Thank you, Ed. I am grateful for your help. And I am one very, very lucky woman.

Dana M. Dierkes, Public Affairs Specialist of Sequoia & Kings Canyon National Parks, confirms, "Yes, the woman was trapped in the creek, under snow, for 3+ hours. Based upon sampling in other creeks at similar elevations, we believe the water to have been approximately 40 degrees in temperature. She is alive and well. I have e-mailed back and forth with the woman since the incident.
She was extremely lucky!"

She was only in the water for a few seconds, not 3 hours, after being swept about 30 feet downstream; before managing to get out of the water.

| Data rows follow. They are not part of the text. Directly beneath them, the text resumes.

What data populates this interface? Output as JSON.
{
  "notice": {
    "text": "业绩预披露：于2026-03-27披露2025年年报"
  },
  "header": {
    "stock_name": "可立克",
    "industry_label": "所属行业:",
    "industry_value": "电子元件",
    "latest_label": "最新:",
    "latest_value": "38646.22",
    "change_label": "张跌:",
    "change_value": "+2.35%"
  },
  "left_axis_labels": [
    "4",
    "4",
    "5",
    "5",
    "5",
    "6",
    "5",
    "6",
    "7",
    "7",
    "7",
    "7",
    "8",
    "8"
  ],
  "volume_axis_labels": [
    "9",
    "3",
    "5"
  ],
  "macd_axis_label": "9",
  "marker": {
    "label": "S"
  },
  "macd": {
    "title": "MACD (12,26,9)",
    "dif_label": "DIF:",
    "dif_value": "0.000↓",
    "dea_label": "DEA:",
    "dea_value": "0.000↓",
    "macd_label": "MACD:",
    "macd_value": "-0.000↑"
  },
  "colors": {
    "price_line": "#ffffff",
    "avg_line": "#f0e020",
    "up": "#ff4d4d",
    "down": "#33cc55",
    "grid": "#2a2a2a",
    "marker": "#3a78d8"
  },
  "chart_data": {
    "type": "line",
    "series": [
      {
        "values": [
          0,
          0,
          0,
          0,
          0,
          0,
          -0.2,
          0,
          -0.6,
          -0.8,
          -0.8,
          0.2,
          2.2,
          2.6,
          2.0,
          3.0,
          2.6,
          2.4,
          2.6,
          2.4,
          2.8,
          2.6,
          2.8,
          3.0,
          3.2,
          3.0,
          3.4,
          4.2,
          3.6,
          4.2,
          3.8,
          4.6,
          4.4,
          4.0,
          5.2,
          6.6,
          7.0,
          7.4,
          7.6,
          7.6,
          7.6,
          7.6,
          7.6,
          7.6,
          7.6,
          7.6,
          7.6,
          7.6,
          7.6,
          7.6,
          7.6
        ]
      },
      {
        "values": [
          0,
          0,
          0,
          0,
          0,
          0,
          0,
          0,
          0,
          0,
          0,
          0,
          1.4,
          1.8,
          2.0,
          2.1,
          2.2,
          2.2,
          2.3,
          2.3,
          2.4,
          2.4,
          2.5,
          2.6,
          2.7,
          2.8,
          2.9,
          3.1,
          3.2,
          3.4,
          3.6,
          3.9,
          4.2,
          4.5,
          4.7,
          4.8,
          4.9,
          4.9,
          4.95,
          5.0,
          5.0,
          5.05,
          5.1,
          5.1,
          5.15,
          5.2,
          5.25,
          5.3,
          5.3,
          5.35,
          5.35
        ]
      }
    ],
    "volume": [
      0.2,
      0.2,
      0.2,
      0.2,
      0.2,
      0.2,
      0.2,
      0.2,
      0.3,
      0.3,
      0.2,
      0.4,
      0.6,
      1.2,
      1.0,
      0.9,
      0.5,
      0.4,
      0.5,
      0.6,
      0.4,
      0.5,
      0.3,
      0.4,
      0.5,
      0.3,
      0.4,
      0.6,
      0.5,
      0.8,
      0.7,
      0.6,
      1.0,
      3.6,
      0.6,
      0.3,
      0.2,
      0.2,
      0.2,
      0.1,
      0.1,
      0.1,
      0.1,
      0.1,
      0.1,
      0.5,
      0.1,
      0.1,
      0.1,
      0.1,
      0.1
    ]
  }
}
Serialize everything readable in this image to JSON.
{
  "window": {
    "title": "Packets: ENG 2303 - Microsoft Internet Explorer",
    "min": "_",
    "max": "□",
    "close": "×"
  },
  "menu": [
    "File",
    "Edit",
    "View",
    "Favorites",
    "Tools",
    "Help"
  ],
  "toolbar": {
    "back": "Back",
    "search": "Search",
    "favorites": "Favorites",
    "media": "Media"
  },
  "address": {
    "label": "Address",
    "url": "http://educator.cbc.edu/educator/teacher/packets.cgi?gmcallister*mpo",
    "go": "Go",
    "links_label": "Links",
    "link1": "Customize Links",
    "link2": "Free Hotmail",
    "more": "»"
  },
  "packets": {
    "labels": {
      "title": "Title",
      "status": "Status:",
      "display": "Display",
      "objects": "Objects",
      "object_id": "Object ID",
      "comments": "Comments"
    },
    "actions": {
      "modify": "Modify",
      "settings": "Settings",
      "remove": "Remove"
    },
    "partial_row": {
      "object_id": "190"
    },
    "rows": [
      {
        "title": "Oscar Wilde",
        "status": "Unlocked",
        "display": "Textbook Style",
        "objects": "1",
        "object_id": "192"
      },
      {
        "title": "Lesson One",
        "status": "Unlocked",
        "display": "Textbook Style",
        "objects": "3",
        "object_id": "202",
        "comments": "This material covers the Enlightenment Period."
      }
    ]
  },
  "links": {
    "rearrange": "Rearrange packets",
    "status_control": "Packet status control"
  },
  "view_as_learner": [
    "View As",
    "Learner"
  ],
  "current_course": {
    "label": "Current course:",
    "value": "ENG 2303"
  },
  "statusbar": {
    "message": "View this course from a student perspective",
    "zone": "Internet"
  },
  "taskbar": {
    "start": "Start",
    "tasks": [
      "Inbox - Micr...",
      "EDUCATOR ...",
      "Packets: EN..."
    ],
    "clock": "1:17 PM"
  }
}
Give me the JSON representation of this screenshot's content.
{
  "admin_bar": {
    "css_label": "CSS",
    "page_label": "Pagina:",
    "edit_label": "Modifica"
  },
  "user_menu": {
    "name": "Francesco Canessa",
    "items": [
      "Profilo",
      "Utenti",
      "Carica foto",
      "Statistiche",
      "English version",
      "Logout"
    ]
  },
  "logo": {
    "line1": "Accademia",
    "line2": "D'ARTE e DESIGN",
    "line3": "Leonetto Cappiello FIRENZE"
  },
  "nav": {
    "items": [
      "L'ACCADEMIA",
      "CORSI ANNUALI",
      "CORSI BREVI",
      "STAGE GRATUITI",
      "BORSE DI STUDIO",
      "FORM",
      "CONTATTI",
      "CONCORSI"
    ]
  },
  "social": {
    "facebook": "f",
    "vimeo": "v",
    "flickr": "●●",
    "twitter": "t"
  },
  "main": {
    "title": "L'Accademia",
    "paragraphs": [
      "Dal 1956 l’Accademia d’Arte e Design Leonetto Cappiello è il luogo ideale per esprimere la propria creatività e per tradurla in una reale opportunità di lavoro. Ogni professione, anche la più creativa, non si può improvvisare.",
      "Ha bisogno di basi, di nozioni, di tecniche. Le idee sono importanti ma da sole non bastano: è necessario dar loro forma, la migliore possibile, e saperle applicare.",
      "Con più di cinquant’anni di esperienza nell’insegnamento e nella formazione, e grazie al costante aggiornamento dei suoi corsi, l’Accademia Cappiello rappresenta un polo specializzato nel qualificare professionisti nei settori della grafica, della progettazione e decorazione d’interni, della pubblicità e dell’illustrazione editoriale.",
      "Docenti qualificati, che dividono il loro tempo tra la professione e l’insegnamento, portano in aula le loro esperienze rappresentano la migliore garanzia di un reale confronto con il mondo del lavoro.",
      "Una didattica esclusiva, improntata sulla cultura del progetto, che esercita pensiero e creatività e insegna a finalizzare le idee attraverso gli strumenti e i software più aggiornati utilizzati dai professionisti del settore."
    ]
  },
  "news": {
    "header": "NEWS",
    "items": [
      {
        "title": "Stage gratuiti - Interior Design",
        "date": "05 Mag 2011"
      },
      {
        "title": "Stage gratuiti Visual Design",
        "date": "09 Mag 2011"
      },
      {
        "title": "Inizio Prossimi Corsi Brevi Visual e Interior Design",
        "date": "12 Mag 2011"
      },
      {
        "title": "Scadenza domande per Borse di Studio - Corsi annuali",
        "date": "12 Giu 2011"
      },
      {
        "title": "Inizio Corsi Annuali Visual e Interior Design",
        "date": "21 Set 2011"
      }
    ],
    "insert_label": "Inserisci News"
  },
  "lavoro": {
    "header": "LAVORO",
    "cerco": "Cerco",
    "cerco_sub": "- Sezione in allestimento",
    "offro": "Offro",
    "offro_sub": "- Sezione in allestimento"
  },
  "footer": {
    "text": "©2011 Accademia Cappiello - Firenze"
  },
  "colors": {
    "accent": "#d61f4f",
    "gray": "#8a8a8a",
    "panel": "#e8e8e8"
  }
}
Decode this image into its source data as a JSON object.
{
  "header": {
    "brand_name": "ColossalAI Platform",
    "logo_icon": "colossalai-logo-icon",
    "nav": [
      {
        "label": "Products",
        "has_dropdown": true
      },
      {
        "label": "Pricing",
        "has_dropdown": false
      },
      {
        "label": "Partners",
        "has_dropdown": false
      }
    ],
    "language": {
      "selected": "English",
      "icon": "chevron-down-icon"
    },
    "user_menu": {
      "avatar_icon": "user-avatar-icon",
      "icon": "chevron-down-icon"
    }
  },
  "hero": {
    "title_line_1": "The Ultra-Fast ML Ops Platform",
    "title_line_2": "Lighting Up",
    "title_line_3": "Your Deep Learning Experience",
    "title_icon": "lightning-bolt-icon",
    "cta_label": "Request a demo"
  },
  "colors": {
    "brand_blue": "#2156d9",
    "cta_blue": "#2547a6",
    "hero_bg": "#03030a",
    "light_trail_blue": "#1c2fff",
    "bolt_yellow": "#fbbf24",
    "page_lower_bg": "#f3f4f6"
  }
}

However, she was still trapped under the massive snow bridge, with an air pocket between the ground and the snow. She could see "Blue" from a thin spot in the snow above, and started digging a hole. She couldn't climb out of this hole, but managed to throw her daypack out, and 2 alert hikers noticed it and investigated. I was backpacking and happened on the scene just after the hikers pulled her out of the hole, and I wrapped my sleeping bag around her to warm her up. Yes, she was fully hypothermic and this took a long time. After she rewarmed, she checked her timer and that's where the 3 hour figure came from.

"The woman, 52, was found by hikers three hours later suffering from hypothermia, but was able to walk away from the scene."

The only outcome of exposure to 35 degree water for 3 hours is death. I am glad the woman is alive, but this story is inaccurate.